Voici un extrait du récit des cérémonies de l’indépendance de la Côte d’Ivoire tel qu’il a été relaté par l’AFP le 7 août 1960.
A minuit, le Premier ministre Houphouët-Boigny, entouré des trois chefs des Etats de l’Entente, et de M. Louis Jacquinot, ministre d’Etat, représentant la République française, a proclamé l’indépendance de la Côte d’Ivoire au cours d’une séance solennelle à l’Assemblée nationale.
Deux « Marseillaise » avaient accueilli tour à tour à leur arrivée le représentant de la France et le chef de l’Etat ivoirien qui avaient pris place à la tribune présidentielle tandis qu’une foule compacte poussait de frénétiques vivats.
« En vertu du droit qu’a tout peuple à disposer de soi-même, je proclame solennellement l’indépendance de la Côte d’Ivoire », a déclaré M. Houphouët-Boigny d’une voix émue.
Pour la première fois, « l’Abidjanaise », l’hymne national ivoirien, exécuté par la musique de la Garde républicaine a retenti tandis qu’une salve de 1O1 coups de canon était tirée et que la foule clamait son enthousiasme.
La nécessité d’une union de l’Afrique
Dans son discours, M. Houphouët-Boigny a souligné à plusieurs reprises la nécessité d’une union de l’Afrique et d’une prochaine « table ronde » déclarant notamment : « Ce que nous devons apporter de plus à ce monde déchiré et inquiet c’est notre amour sincère de la paix et de la justice. A cette tâche, les Africains d’expression française, tous les Africains se doivent de s’unir et de se concerter afin de soustraire leur pays à un souci de compétition, afin de faire de cette Afrique une terre de réconciliation des peuples. C’est notre vocation ».
Assurant par ailleurs que seule la justice peut soutenir la paix « non pas la paix des braves mais la paix des justes », M. Houphouët-Boigny a ajouté : « C’est parce que nous avons la conviction sincère qu’en réalisant la paix des justes nous assurerons le triomphe final de la fraternité humaine ».

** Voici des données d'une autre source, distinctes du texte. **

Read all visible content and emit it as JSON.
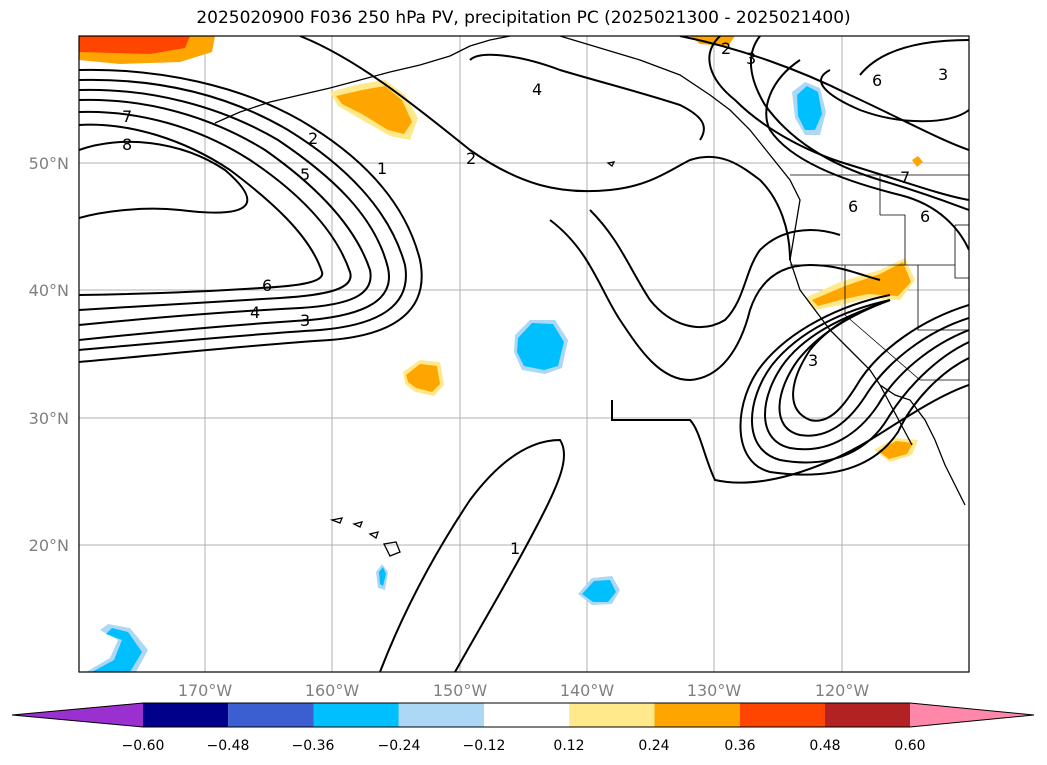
{
  "title": "2025020900 F036 250 hPa PV, precipitation PC (2025021300 - 2025021400)",
  "lat_labels": [
    "50°N",
    "40°N",
    "30°N",
    "20°N"
  ],
  "lon_labels": [
    "170°W",
    "160°W",
    "150°W",
    "140°W",
    "130°W",
    "120°W"
  ],
  "colorbar": {
    "ticks": [
      "−0.60",
      "−0.48",
      "−0.36",
      "−0.24",
      "−0.12",
      "0.12",
      "0.24",
      "0.36",
      "0.48",
      "0.60"
    ],
    "colors": [
      "#9b30d0",
      "#00008b",
      "#3b5fd0",
      "#00bfff",
      "#add8f5",
      "#ffffff",
      "#ffe98a",
      "#ffa500",
      "#ff4500",
      "#b22222",
      "#ff88aa"
    ]
  },
  "contour_labels": [
    "7",
    "8",
    "2",
    "5",
    "1",
    "6",
    "4",
    "3",
    "4",
    "2",
    "1",
    "3",
    "2",
    "3",
    "6",
    "6",
    "7",
    "6",
    "3"
  ]
}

Le chef de l’Etat ivoirien, qui a été acclamé à plusieurs reprises, a rendu un nouvel hommage au général de Gaulle qui « en libérant les peuples africains d’expression française est entré dans l’immortalité » et dont il a lu lui-même à la fin de son discours le « message à la Côte d’Ivoire ».
C’est par dizaines de milliers – sinon centaines – car il était impossible d’évaluer leur foule immense – que les Ivoiriens sont venus assister dimanche matin au défilé qui devait être le clou des fêtes de la proclamation d’indépendance de la Côte d’Ivoire.

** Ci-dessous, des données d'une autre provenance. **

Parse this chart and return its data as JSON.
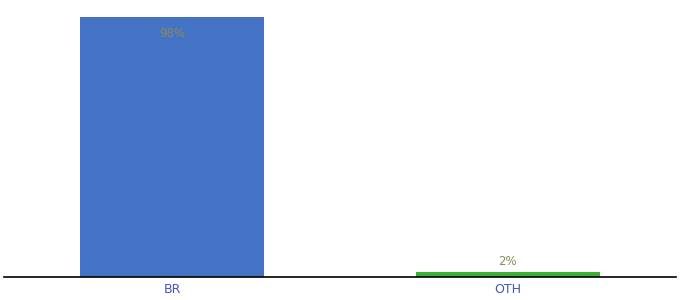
{
  "categories": [
    "BR",
    "OTH"
  ],
  "values": [
    98,
    2
  ],
  "bar_colors": [
    "#4472C4",
    "#3CB034"
  ],
  "label_color": "#8B8B5A",
  "labels": [
    "98%",
    "2%"
  ],
  "label_inside": [
    true,
    false
  ],
  "background_color": "#ffffff",
  "ylim": [
    0,
    103
  ],
  "bar_width": 0.55,
  "xlabel": "",
  "ylabel": "",
  "label_fontsize": 8.5,
  "tick_fontsize": 9,
  "tick_color": "#4455BB",
  "xlim": [
    -0.5,
    1.5
  ]
}
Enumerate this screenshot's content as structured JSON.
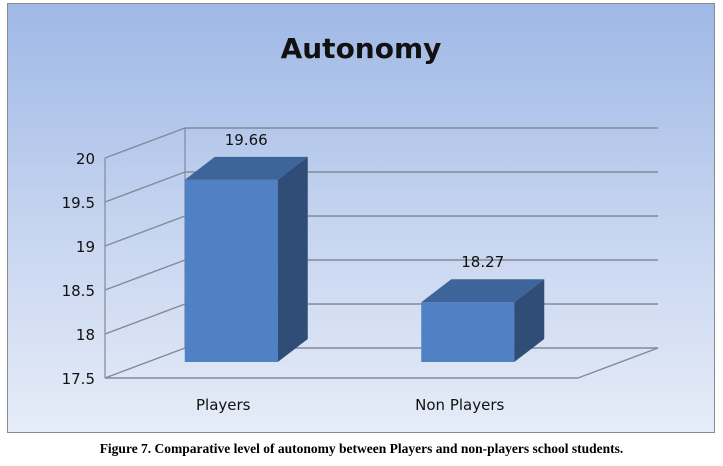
{
  "chart_data": {
    "type": "bar",
    "title": "Autonomy",
    "categories": [
      "Players",
      "Non Players"
    ],
    "values": [
      19.66,
      18.27
    ],
    "data_labels": [
      "19.66",
      "18.27"
    ],
    "ylim": [
      17.5,
      20
    ],
    "yticks": [
      "17.5",
      "18",
      "18.5",
      "19",
      "19.5",
      "20"
    ],
    "xlabel": "",
    "ylabel": "",
    "grid": true,
    "style": "3d-column",
    "bar_color": "#4f81c4",
    "background": "#a4bce7"
  },
  "caption": "Figure 7. Comparative level of autonomy between Players and non-players school students."
}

A 09H20 GMT, une immense clameur a annoncé l’arrivée du chef de l’Etat, M. Houphouët-Boigny, qui, après avoir salué le drapeau et passé les troupes en revue, a pris place dans la tribune d’honneur où se trouvaient déjà les chefs d’Etat du Conseil, le Premier ministre de Mauritanie M. Moktar Ould Daddah et la délégation française conduite par MM. Jacquinot et Foyer.
Fête folklorique
C’est la musique de la Garde républicaine, vêtue de son nouvel uniforme, qui a ouvert le défilé, suivie d’une compagnie de parachutistes – préfiguration de la future armée ivoirienne. Venaient ensuite 2. 500 anciens combattants en uniforme kaki, les élèves des écoles, les délégations du PDCI-RDA venues de la brousse, les organisations de jeunesse, les chefs coutumiers, entourés de leur garde, brandissant arcs, flèches, sagaies et sabres, les athlètes ivoiriens ainsi que les associations sportives.
Six ou sept mille personnes étaient déjà passées lorsqu’une pluie fine interrompit le défilé vers 11H00 GMT. Le chef de l’Etat follement acclamé, reprit alors la route de sa résidence debout dans sa voiture qui fendait difficilement la foule.
A midi, un déjeuner a été offert par M. Houphouët-Boigny aux invités d’honneur et aux chefs des délégations étrangères. Une fête folklorique s’est déroulée l’après-midi au stade Géo André, enfin le soir une réception réunissant 5. 000 personnes a été donnée à l’Assemblée nationale.
Les cérémonies se sont terminées à 23H00 GMT par un feu d’artifice tiré sur la lagune Cocody. Mais tard dans la nuit la foule a dansé dans les faubourgs d’Abidjan, comme elle l’a fait déjà la veille en scandant joyeusement : « C’est la fête de l’indépendance ».